To correct or enhance practices, avoid these pitfalls during an effective audit: failing to consider the appropriateness of written and unwritten internal controls; not determining root causes of errors and omissions; not fully documenting the audit procedures, findings and recommendations; and not setting the right tone for the conduct of the audit. Whether performed by internal or external auditors, the purpose of the process is to obtain reasonable assurance as to whether the bank is complying with regulatory rules, objectives and to determine the degree of efficacy with which the bank operates.

PPP audit pitfalls

Should a bank’s Small Business Administration’s (SBA) Paycheck Protection Program (PPP) lending be an audit and compliance review element? “As with anything related to banking, especially a process that is customer-facing, community banks will need to address documentation, procedure and review issues for their SBA PPP loans,” says Lindsay LaNore, ICBA group executive vice president and chief learning and experience officer.

Banks sped into the PPP to support business customers, and, while this was necessary, it did not afford banks time to carefully incorporate PPP activity into their overall audit and compliance review plans. “To get out ahead of future audits and internal reviews, community banks will benefit from taking time now to evaluate their operations, controls and origination practices,” LaNore says.

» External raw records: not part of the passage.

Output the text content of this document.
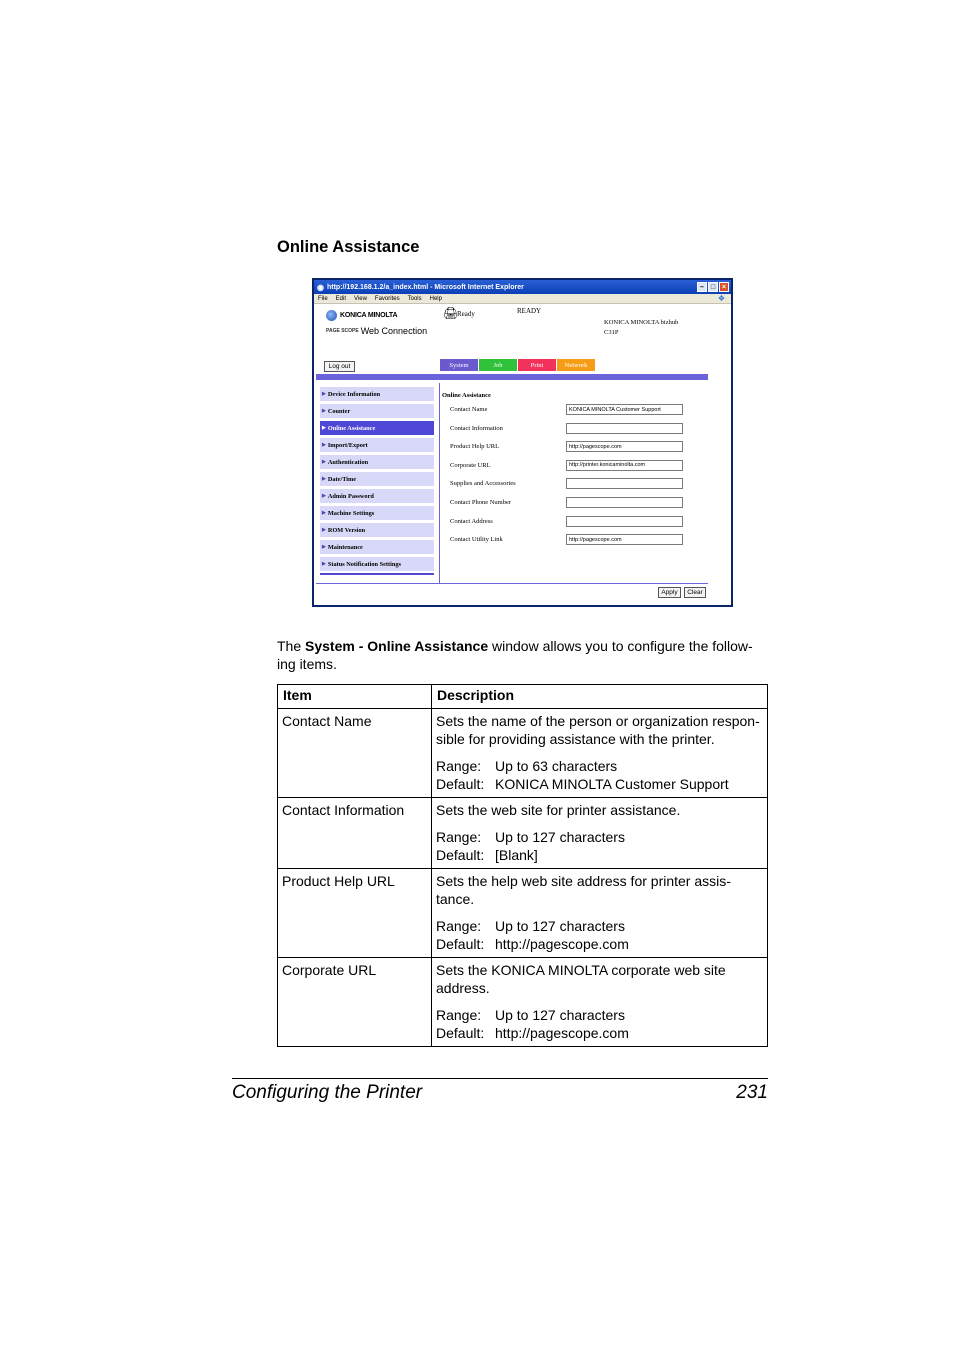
Online Assistance
◉ http://192.168.1.2/a_index.html - Microsoft Internet Explorer	– □ ×
File Edit View Favorites Tools Help	❖
KONICA MINOLTA
PAGE SCOPE Web Connection
🖨
Ready	READY
KONICA MINOLTA bizhub
C31P
Log out	System	Job	Print	Network
▶ Device Information
▶ Counter
▶ Online Assistance
▶ Import/Export
▶ Authentication
▶ Date/Time
▶ Admin Password
▶ Machine Settings
▶ ROM Version
▶ Maintenance
▶ Status Notification Settings
Online Assistance
Contact Name	KONICA MINOLTA Customer Support
Contact Information
Product Help URL	http://pagescope.com
Corporate URL	http://printer.konicaminolta.com
Supplies and Accessories
Contact Phone Number
Contact Address
Contact Utility Link	http://pagescope.com
Apply	Clear

The System - Online Assistance window allows you to configure the follow-ing items.

Item	Description
Contact Name	Sets the name of the person or organization respon-sible for providing assistance with the printer.

Range: Up to 63 characters

Default: KONICA MINOLTA Customer Support

Contact Information	Sets the web site for printer assistance.

Range: Up to 127 characters

Default: [Blank]

Product Help URL	Sets the help web site address for printer assis-tance.

Range: Up to 127 characters

Default: http://pagescope.com

Corporate URL	Sets the KONICA MINOLTA corporate web site address.

Range: Up to 127 characters

Default: http://pagescope.com

Configuring the Printer	231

In many cases, banks were leveraging staff from all parts of the bank to process PPP loans. Lenders had to make quick decisions in the processing and origination of the PPP loan requests. It would be prudent for banks to review for consistent internal practices and handling of their PPP loan requests. Making PPP activity a part of a bank’s internal or external audit practices is a sensible decision.

Consistent application and process is important. Banks should also be considerate of regulatory compliance requirements that affect the PPP activity. Regulation B adverse action rules for business credit apply to PPP loan requests that were not approved, and banks will be required to retain documentation demonstrating their compliance. Application of fair lending laws is also required for all commercial loans insured by the SBA and are especially critical for banks that had multiple application channels and allowed lender discretion to play a role in the evaluation process. Importantly, banks should also evaluate whether they adhered to their complaint policy and procedures throughout the PPP process and ensure that proper escalation of such complaints occurred when necessary.

The bottom line for banks participating in the PPP is that the lending activity quickly became an integral part of business practices, making it subject to audit and compliance review and oversight. Even if a bank is participating in other SBA programs or has participated in the past, PPP lenders should evaluate policies, procedures, internal controls and monitoring practices.

Mary Thorson Wright, a former Federal Reserve examiner, is a writer in Virginia.